In regards to differing points of view. I like em. I'm glad Frans takes the time to type out his viewpoint. Mine differs from his. But see, I'm constantly taking in information from outside sources to formulate my views. I have my own opinions about things, and it's tough to make drastic changes to them, but you'll notice that my positions change slightly as I take new information in.
In regards to Frans, I'm sorry he didn't like the guy. I feel that he made the world a safer place. I feel that he was a great guy, and he had a great sense of humor. He was a very human leader. Other world leaders from his time are pauding praise on him. I highly doubt that the praise is unfounded. Without him and his work with the Soviets, we might be in a nuclear winter. If you don't feel that he did that much for you... not much I can do about that. He brought hope back to America, and showed how far optimism will get you.
And PS: I'm not neive.
June 7, 2004 6:17 AM
Matt and Frans, I think you expressed well what the vast of majority people in Europe think. As Matt said it is really not worth discussing as it is clear in Europe that our impression of US presidents is quite different from the US. We tend to like leaders, who understand the policy details hold regular unscripted press conferences, have social concerns and try to follow a balanced approach in foreign policy. It is just different in the USA.
June 7, 2004 6:18 AM
> I think that is a bit too much credit. Eastern Germany did fall on its own and Russia didn't do a thing due to Gorbatsov
Thats fair. I shouldn't have implied he did it single handedly. Do I think it would have happened without him? No.

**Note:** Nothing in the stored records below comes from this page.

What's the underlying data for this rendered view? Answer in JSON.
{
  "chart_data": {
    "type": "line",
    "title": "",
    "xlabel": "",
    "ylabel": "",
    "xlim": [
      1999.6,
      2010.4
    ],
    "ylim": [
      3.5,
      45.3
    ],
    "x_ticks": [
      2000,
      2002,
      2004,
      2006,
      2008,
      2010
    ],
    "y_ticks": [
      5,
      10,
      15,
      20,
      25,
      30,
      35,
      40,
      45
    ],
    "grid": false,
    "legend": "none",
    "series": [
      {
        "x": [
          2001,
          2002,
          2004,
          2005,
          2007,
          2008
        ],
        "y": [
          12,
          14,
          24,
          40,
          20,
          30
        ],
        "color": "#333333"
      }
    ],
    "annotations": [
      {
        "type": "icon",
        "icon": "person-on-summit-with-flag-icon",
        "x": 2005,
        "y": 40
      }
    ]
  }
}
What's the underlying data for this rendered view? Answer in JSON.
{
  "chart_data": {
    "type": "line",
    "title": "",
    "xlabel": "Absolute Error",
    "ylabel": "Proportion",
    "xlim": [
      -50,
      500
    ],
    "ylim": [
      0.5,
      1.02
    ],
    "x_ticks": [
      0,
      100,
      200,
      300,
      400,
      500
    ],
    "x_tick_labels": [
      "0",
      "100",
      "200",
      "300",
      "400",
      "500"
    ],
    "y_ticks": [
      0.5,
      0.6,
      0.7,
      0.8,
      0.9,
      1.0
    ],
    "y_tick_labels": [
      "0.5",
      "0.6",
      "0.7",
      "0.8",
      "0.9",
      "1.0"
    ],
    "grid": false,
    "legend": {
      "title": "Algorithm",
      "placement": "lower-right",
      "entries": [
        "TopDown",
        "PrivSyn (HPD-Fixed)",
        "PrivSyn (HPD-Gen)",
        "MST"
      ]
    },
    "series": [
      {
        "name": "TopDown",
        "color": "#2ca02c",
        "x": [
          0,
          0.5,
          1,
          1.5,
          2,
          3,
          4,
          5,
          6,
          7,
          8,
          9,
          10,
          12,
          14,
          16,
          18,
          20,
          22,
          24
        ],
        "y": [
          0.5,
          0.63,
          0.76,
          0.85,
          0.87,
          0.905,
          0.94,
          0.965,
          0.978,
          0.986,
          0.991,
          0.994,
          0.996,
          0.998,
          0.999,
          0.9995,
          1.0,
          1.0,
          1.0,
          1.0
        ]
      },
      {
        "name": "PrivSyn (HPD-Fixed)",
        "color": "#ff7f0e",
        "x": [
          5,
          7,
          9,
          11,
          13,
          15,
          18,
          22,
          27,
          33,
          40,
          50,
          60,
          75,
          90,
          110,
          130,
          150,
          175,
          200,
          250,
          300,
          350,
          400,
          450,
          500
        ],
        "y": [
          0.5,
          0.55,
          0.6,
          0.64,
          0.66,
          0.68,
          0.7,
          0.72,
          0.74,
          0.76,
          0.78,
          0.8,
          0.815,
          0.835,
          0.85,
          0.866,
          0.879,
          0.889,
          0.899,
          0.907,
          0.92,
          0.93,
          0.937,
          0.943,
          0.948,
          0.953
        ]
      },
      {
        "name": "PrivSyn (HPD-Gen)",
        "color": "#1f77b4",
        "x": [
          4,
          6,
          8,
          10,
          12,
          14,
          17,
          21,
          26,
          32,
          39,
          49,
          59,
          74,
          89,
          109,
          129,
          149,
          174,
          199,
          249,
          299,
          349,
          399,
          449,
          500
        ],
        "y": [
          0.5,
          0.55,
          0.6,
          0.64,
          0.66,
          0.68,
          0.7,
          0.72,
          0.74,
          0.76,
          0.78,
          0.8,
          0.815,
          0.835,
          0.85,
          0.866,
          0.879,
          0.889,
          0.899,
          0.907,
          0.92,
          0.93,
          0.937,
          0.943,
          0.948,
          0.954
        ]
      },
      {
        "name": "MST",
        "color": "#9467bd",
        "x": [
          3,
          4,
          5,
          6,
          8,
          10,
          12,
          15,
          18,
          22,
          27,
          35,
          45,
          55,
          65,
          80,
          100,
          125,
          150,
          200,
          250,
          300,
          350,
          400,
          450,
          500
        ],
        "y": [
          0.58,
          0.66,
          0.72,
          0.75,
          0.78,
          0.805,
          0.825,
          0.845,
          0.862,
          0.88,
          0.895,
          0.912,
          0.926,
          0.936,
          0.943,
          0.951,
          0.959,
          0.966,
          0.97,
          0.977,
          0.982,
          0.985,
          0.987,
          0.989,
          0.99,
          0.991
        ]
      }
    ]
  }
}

> It's funny how Americans think we lived in fear for decades here in Europe due to the Iron curtain. I visited it once, it wasn't a pleasant site, but fear? no.
Of course (1) I'm not American and (2) I said not one word about fear either.
Since you bring up the question of fear, how do you explain people leaping out of windows, braving minefields, etc. to get to West Berlin? How do you explain the construction of the Berlin wall in the first place?
I have to agree with Robert that I'm glad you've taken the time to state your point of view. Too often those who choose to exercise their free speech and express an opinion are harrassed for it. I don't agree with your position, but I am glad you chose to share it.